There is nothing in the manual on how to recover an airliner using only engines to control it. So why not write it in? NASA wants to
NASA and the US Department of Homeland Security are investigating the feasibility of developing guidelines for ordinary airline pilots to help them to control an aircraft using throttles only. Potential loss of all hydraulic systems in the event of a missile strike is the motive, and the threat from man-portable air defence systems (Manpads) - shoulder-launched missiles - is reckoned to be sufficiently real to make the trial worthwhile.
NASA is using a Boeing 757 to start with, but in due course the team intends to produce individual guidelines for all the commonly used twinjets, taking into account their unique flying characteristics. At Baghdad in November 2003 the crew of a European Air Transport/DHL Airbus A300B4 saw their aircraft's left wingtip set on fire by a missile, and all hydraulic systems drained in seconds. But they lived to tell the tale when they successfully carried out a throttles-only recovery to land. So, however unlikely, the risk is there, and recovery is possible.
It doesn't always take a missile to do the damage. The crew of a United Airlines McDonnell Douglas DC-10 had to deal with a total hydraulic system loss in 1989 when its tail-mounted engine suffered catastrophic failure. The crew managed to guide the aircraft to ground at Sioux City, using just the two underwing engines. Not everyone survived the crash-landing, but the flightcrew and more than half the people on board did.
Eventually, if NASA has its way, pilots of all the in-service types may have a page added to their emergency checklist. But is it worth it?
Talking to Flight International a year after the Baghdad incident, the stricken A300's flight engineer Mario Rofail observed: "Situations like this are unique every time. You cannot train for them. You cannot write a checklist for them." Maybe NASA will prove him wrong. But maybe not. If an aeroplane takes a missile hit that drains its hydraulics, the situation may well be unique because the structural damage the aircraft has suffered will vary each time.
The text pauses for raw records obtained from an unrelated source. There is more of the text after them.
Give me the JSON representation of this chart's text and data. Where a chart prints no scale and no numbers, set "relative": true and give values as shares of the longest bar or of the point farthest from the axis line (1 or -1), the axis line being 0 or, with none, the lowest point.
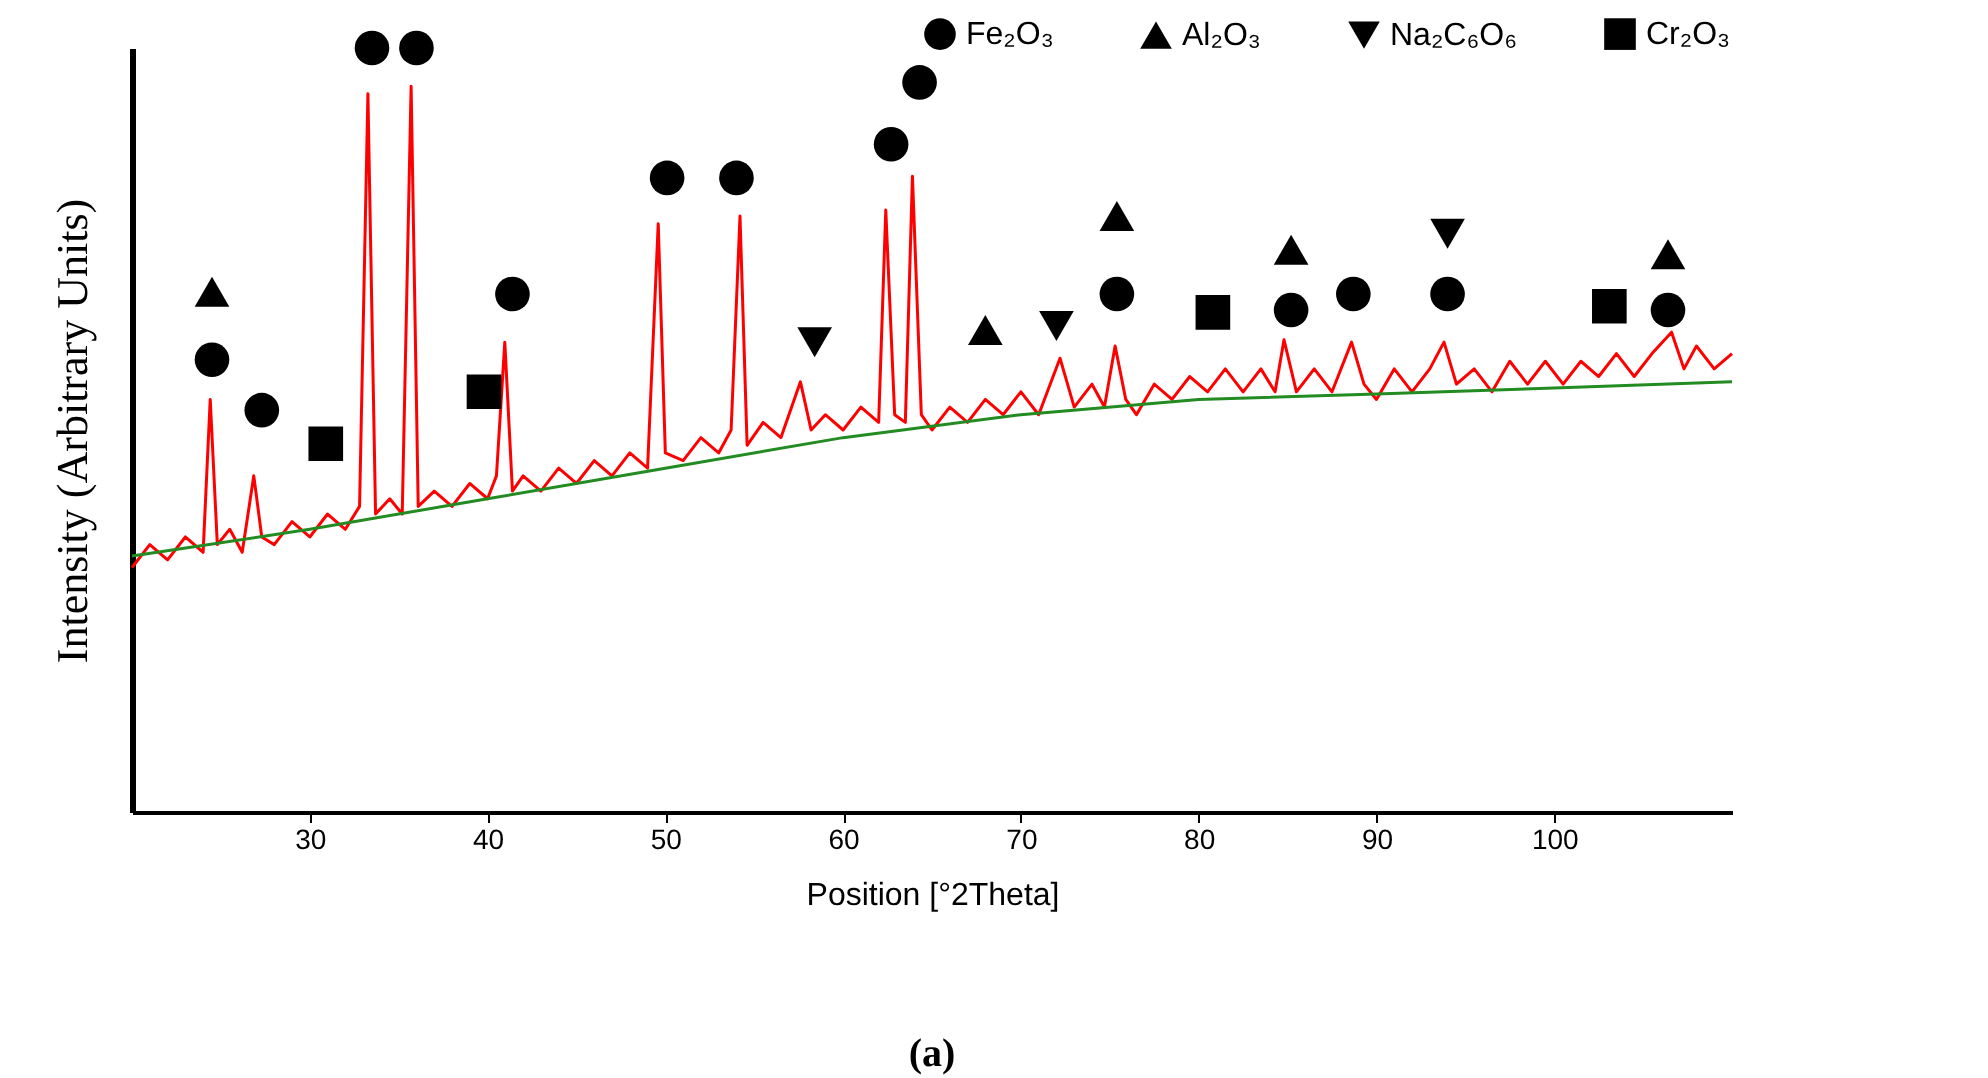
{
  "chart_data": {
    "type": "line",
    "title": "(a)",
    "xlabel": "Position [°2Theta]",
    "ylabel": "Intensity (Arbitrary Units)",
    "relative": true,
    "xlim": [
      20,
      110
    ],
    "xticks": [
      30,
      40,
      50,
      60,
      70,
      80,
      90,
      100
    ],
    "legend": "top right",
    "series": [
      {
        "color": "#ff0000",
        "x": [
          20,
          21,
          22,
          23,
          24,
          24.4,
          24.8,
          25.5,
          26.2,
          26.85,
          27.3,
          28,
          29,
          30,
          31,
          32,
          32.8,
          33.27,
          33.7,
          34.5,
          35.2,
          35.7,
          36.1,
          37,
          38,
          39,
          40,
          40.5,
          40.97,
          41.4,
          42,
          43,
          44,
          45,
          46,
          47,
          48,
          49,
          49.6,
          50,
          51,
          52,
          53,
          53.7,
          54.2,
          54.6,
          55.5,
          56.5,
          57.6,
          58.2,
          59,
          60,
          61,
          62,
          62.4,
          62.9,
          63.5,
          63.9,
          64.4,
          65,
          66,
          67,
          68,
          69,
          70,
          71,
          72.2,
          73,
          74,
          74.7,
          75.3,
          75.9,
          76.5,
          77.5,
          78.5,
          79.5,
          80.5,
          81.5,
          82.5,
          83.5,
          84.3,
          84.8,
          85.5,
          86.5,
          87.5,
          88.6,
          89.3,
          90,
          91,
          92,
          93,
          93.8,
          94.5,
          95.5,
          96.5,
          97.5,
          98.5,
          99.5,
          100.5,
          101.5,
          102.5,
          103.5,
          104.5,
          105.5,
          106.6,
          107.3,
          108,
          109,
          110
        ],
        "values": [
          0.32,
          0.35,
          0.33,
          0.36,
          0.34,
          0.54,
          0.35,
          0.37,
          0.34,
          0.44,
          0.36,
          0.35,
          0.38,
          0.36,
          0.39,
          0.37,
          0.4,
          0.94,
          0.39,
          0.41,
          0.39,
          0.95,
          0.4,
          0.42,
          0.4,
          0.43,
          0.41,
          0.44,
          0.615,
          0.42,
          0.44,
          0.42,
          0.45,
          0.43,
          0.46,
          0.44,
          0.47,
          0.45,
          0.77,
          0.47,
          0.46,
          0.49,
          0.47,
          0.5,
          0.78,
          0.48,
          0.51,
          0.49,
          0.563,
          0.5,
          0.52,
          0.5,
          0.53,
          0.51,
          0.788,
          0.52,
          0.51,
          0.832,
          0.52,
          0.5,
          0.53,
          0.51,
          0.54,
          0.52,
          0.55,
          0.52,
          0.594,
          0.53,
          0.56,
          0.53,
          0.61,
          0.54,
          0.52,
          0.56,
          0.54,
          0.57,
          0.55,
          0.58,
          0.55,
          0.58,
          0.55,
          0.618,
          0.55,
          0.58,
          0.55,
          0.615,
          0.56,
          0.54,
          0.58,
          0.55,
          0.58,
          0.615,
          0.56,
          0.58,
          0.55,
          0.59,
          0.56,
          0.59,
          0.56,
          0.59,
          0.57,
          0.6,
          0.57,
          0.6,
          0.628,
          0.58,
          0.61,
          0.58,
          0.6
        ]
      },
      {
        "color": "#228b22",
        "x": [
          20,
          30,
          40,
          50,
          60,
          70,
          80,
          90,
          100,
          110
        ],
        "values": [
          0.335,
          0.37,
          0.41,
          0.45,
          0.49,
          0.52,
          0.54,
          0.547,
          0.555,
          0.563
        ]
      },
      {
        "name": "Fe₂O₃",
        "type": "scatter",
        "marker": "circle",
        "color": "#000000",
        "x": [
          24.5,
          27.3,
          33.5,
          36.0,
          41.4,
          50.1,
          54.0,
          62.7,
          64.3,
          75.4,
          85.2,
          88.7,
          94.0,
          106.4
        ],
        "values": [
          0.592,
          0.526,
          1.0,
          1.0,
          0.678,
          0.83,
          0.83,
          0.874,
          0.955,
          0.678,
          0.657,
          0.678,
          0.678,
          0.657
        ]
      },
      {
        "name": "Al₂O₃",
        "type": "scatter",
        "marker": "triangle",
        "color": "#000000",
        "x": [
          24.5,
          68.0,
          75.4,
          85.2,
          106.4
        ],
        "values": [
          0.681,
          0.631,
          0.78,
          0.736,
          0.73
        ]
      },
      {
        "name": "Na₂C₆O₆",
        "type": "scatter",
        "marker": "triangle-down",
        "color": "#000000",
        "x": [
          58.4,
          72.0,
          94.0
        ],
        "values": [
          0.615,
          0.636,
          0.757
        ]
      },
      {
        "name": "Cr₂O₃",
        "type": "scatter",
        "marker": "square",
        "color": "#000000",
        "x": [
          30.9,
          39.8,
          80.8,
          103.1
        ],
        "values": [
          0.482,
          0.55,
          0.654,
          0.662
        ]
      }
    ]
  }
}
But producing throttles-only control guidelines for pilots may save lives, because the task is delicate and difficult. Every change of power when handling an aircraft using throttles-only control produces non-intuitive secondary and tertiary effects that cannot be countered with trim, stick or rudder, and the desired reaction to power changes is slow to develop. The only speed band available for controlled flight may be within a few knots of the airspeed the aircraft was trimmed to when the hydraulics drained from the horizontal stabiliser actuators. If the aircraft is on fire - as the A300 was - the crew may not have time to experiment with handling at altitude. A set of instant guidelines would be invaluable when there is little time in which to save the aircraft.
And before this point is forgotten, as the Sioux City and Baghdad events recede further into history, the pilots of the A300 and the DC-10 had an advantage: they had a flight engineer to help them. In any future event the pilots may well be on their own.